İstanbul’da pazartesi günü, bildiri dağıtmak isteyen 46 üniversite öğrencisi genç gözaltına alındı. Suriye’nin kuzeyindeki yurtlarında IŞİD kuşatması altında bulunan Kürt ve Arap çocuklarıyla dayanışmaya gitmek isterken 20 Temmuz 2015’te Suruç’ta katledilen 33 genci anmak için çağrı yapıyorlardı… Ayşe Beliz İnce, Gamze Toprak, Berkan Deveci, Yasemin Ebru Gürsoy, Merve Yeşilyurt, Ali Taha Sarıbıyık… Altı genç, İstanbul Sulh Ceza Hakimliği tarafından “kuvvetli suç şüphesi” gerekçesiyle tutuklandı.
Cihatçı terörün katlettiği 33 kişiyi anmak isteyen gençlerin tutuklanmasından bir hafta kadar önce şöyle bir haber okumuştuk: “IŞİD'in Türkiye'deki yöneticilerinden olduğu suçlamasıyla tutuklanan 'Ebu Hanzala' kod adlı Halis Bayancuk'un tahliye edildiği ortaya çıktı.”
Daha önce de şimdilerde Cumhur İttifakının ‘yasal’ ortağı haline gelmiş bulunan kontr-Hizbullah’ın, sayısız cinayetten sorumlu yöneticileri, neredeyse bir ittifak protokolü kapsamında tahliye edilmişti. 2014’ten itibaren pek çok kez gözaltına alınıp, tutuklanıp her defasında serbest bırakılan Ebu Hanzala’nın babası Hacı Bayancuk da 2001’de Hizbullah’a yönelik bir operasyonda silahlı çatışmanın ardından teslim olmuş, örgütün askeri kanat sorumlusu olduğu gerekçesiyle tutuklanmış ve avukatlığını şimdiki Hüda-Par’ın Genel Başkanı olan Zekeriya Yapıcoğlu yapmıştı. Hizbullah’ın Şura üyesi olan baba Bayancuk, Gaffar Okkan suikastı da dâhil pek çok kanlı olayın planlayıcısı olarak ömür boyu hapis cezasına çarptırmıştı.
Suruç Katliamı davasında ise yalnızca bir sanık cezalandırıldı. Son derece planlı ve organize bir saldırı olan bu katliamla ilgili yerel ya da ulusal ölçekte tek bir devlet görevlisi, emniyet ya da istihbarat memuru dahi yargılama kapsamına alınmadı.

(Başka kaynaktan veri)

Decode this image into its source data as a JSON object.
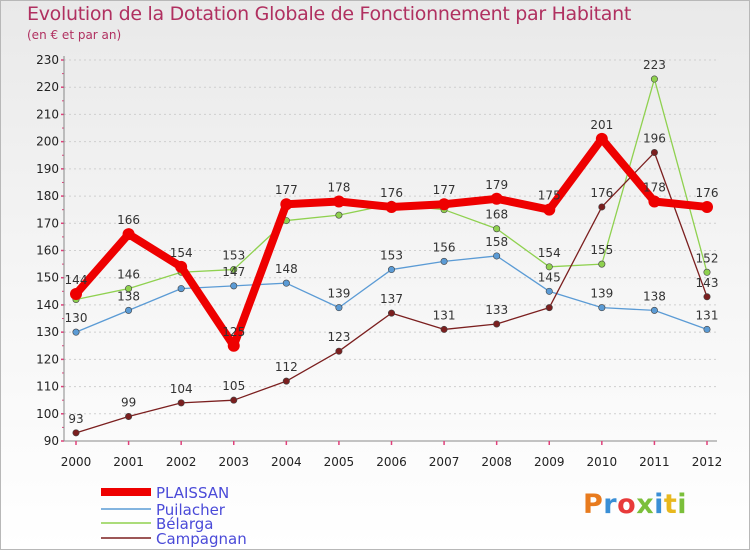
{
  "title": "Evolution de la Dotation Globale de Fonctionnement par Habitant",
  "subtitle": "(en € et par an)",
  "logo": {
    "text": "Proxiti",
    "colors": [
      "#e87b1e",
      "#3a8fd6",
      "#e83a3a",
      "#7bbf3a",
      "#3a8fd6",
      "#e8b81e",
      "#7bbf3a"
    ]
  },
  "chart_data": {
    "type": "line",
    "title": "Evolution de la Dotation Globale de Fonctionnement par Habitant",
    "subtitle": "(en € et par an)",
    "x": [
      "2000",
      "2001",
      "2002",
      "2003",
      "2004",
      "2005",
      "2006",
      "2007",
      "2008",
      "2009",
      "2010",
      "2011",
      "2012"
    ],
    "ylim": [
      90,
      230
    ],
    "yticks": [
      90,
      100,
      110,
      120,
      130,
      140,
      150,
      160,
      170,
      180,
      190,
      200,
      210,
      220,
      230
    ],
    "grid": "horizontal",
    "legend_position": "bottom-left",
    "series": [
      {
        "name": "Puilacher",
        "color": "#5b9bd5",
        "values": [
          130,
          138,
          146,
          147,
          148,
          139,
          153,
          156,
          158,
          145,
          139,
          138,
          131
        ]
      },
      {
        "name": "Bélarga",
        "color": "#8fd14f",
        "values": [
          142,
          146,
          152,
          153,
          171,
          173,
          177,
          175,
          168,
          154,
          155,
          223,
          152
        ]
      },
      {
        "name": "Campagnan",
        "color": "#7b1f1f",
        "values": [
          93,
          99,
          104,
          105,
          112,
          123,
          137,
          131,
          133,
          139,
          176,
          196,
          143
        ]
      },
      {
        "name": "PLAISSAN",
        "color": "#ee0000",
        "values": [
          144,
          166,
          154,
          125,
          177,
          178,
          176,
          177,
          179,
          175,
          201,
          178,
          176
        ]
      }
    ],
    "labels": {
      "Puilacher": [
        "130",
        "138",
        "",
        "147",
        "148",
        "139",
        "153",
        "156",
        "158",
        "145",
        "139",
        "138",
        "131"
      ],
      "Bélarga": [
        "",
        "146",
        "",
        "153",
        "",
        "",
        "",
        "",
        "168",
        "154",
        "155",
        "223",
        "152"
      ],
      "Campagnan": [
        "93",
        "99",
        "104",
        "105",
        "112",
        "123",
        "137",
        "131",
        "133",
        "",
        "176",
        "196",
        "143"
      ],
      "PLAISSAN": [
        "144",
        "166",
        "154",
        "125",
        "177",
        "178",
        "176",
        "177",
        "179",
        "175",
        "201",
        "178",
        "176"
      ]
    },
    "legend_order": [
      "PLAISSAN",
      "Puilacher",
      "Bélarga",
      "Campagnan"
    ]
  }
}
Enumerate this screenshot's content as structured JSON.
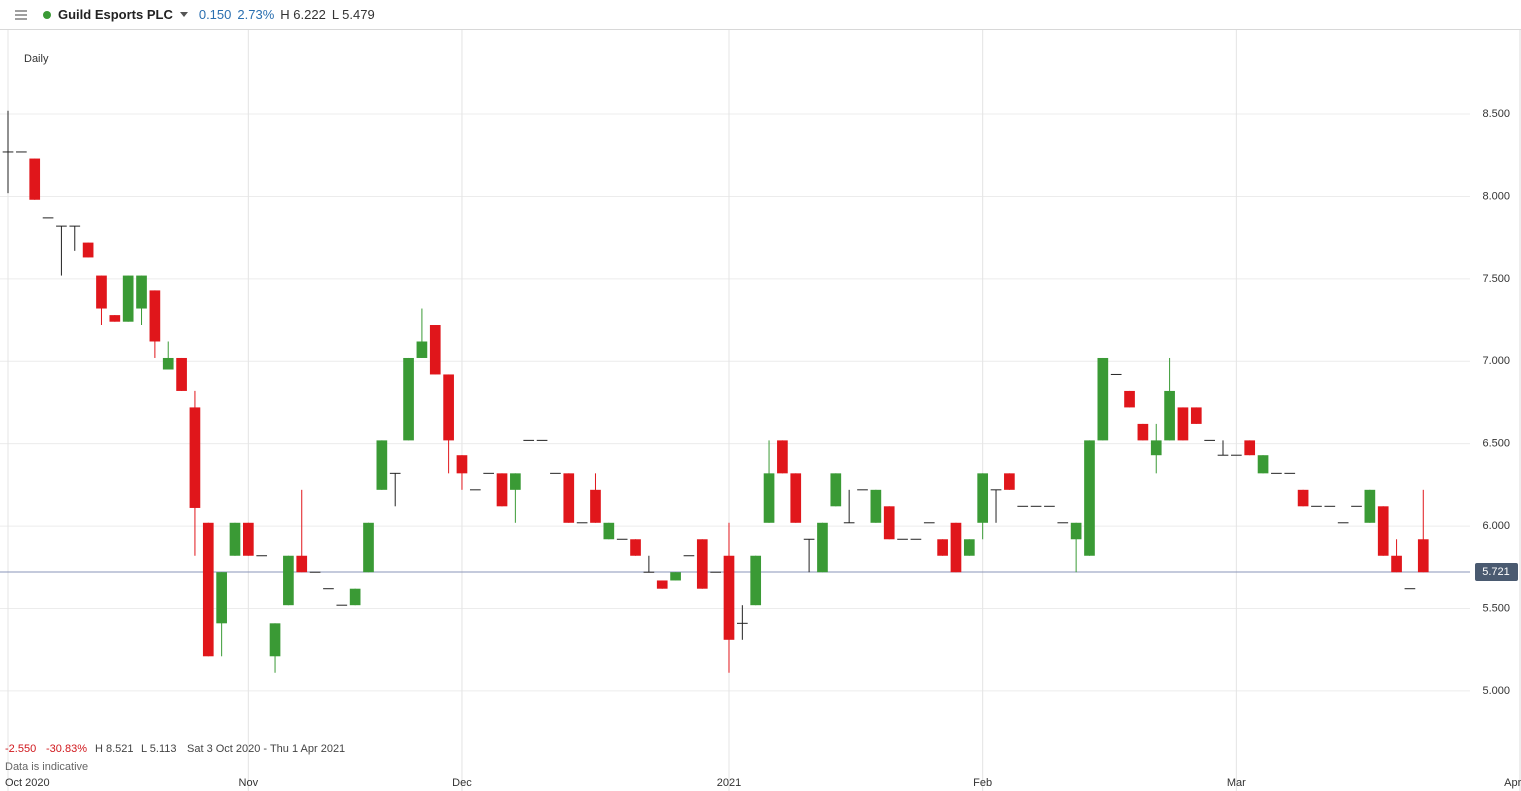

IŞİD ve Hizbullah yöneticileri cezasızlık armağanıyla bir bir dışarı salınırken, bunların yol açtığı katliamların kurbanlarını anmak isteyenlerin bile cezaevlerine atılması basit bir ‘hukuksuzluk’ vakası değildir. Bir tür ‘yeni hukuk’, ‘yeni devlet’ vb. beyanının tekrarıdır. 20 Temmuz 2015’teki Suruç Katliamı, Türkiye için tarihsel bir eşiğin işaret fişeğiydi. 7 Haziran 2015 seçimlerini kaybeden AKP-Erdoğan ve bunların temsil ettiği güçler, egemen sınıflar ve bürokraside yeni ittifaklar kurmaya yönelmiş, rejim inşasını sürdürebilmek için buna mecbur kalmıştı. İşte Suruç Katliamı, bu ‘yeni dönem’ kapısını, kanlı ve kirli bir şekilde ardına kadar açan, kendinden sonraki şiddet dalgasını tetikleyerek ülkeyi bir kargaşaya, sürekli olağanüstü hal durumuna sürükleyen, böylelikle de Türk-İslamcı politik ittifakın, başkanlık sistemi de dâhil kapsamlı amaçları için elverişli ortam yaratan bir ‘eşik’ti. Sermayenin oldukça geniş bir kesimi de 2013’teki siyasal krizler sonrası bu dönemde yeniden uzlaşma zeminine katıldı.
Walter Benjamin, geçmişin ancak orada mayalanmış bugünle birlikte anlam kazandığını söylüyordu: “Tarihsel maddeciliğin meselesi, tehlike ânında tarihsel öznenin karşısında beklenmedik bir şekilde beliriveren geçmiş imgesini alıkoymaktır.”
Suruç’ta yitirdiğimiz gençler sosyalistti, sosyalizmi ve özgürlüğü arıyorlardı. Bugün onların şahsında bir yas değil mücadele alanı gören gençler bu tarihsel alıkoymayı yapıyorlar. Bugünün karanlık Türkiye’sinin uzun gölgesi Suruç Katliamı’na ve ondan sonra gerçekleşen kargaşaya düşmektedir. Konu, bir ‘hukuk’ konusunun ötesindedir.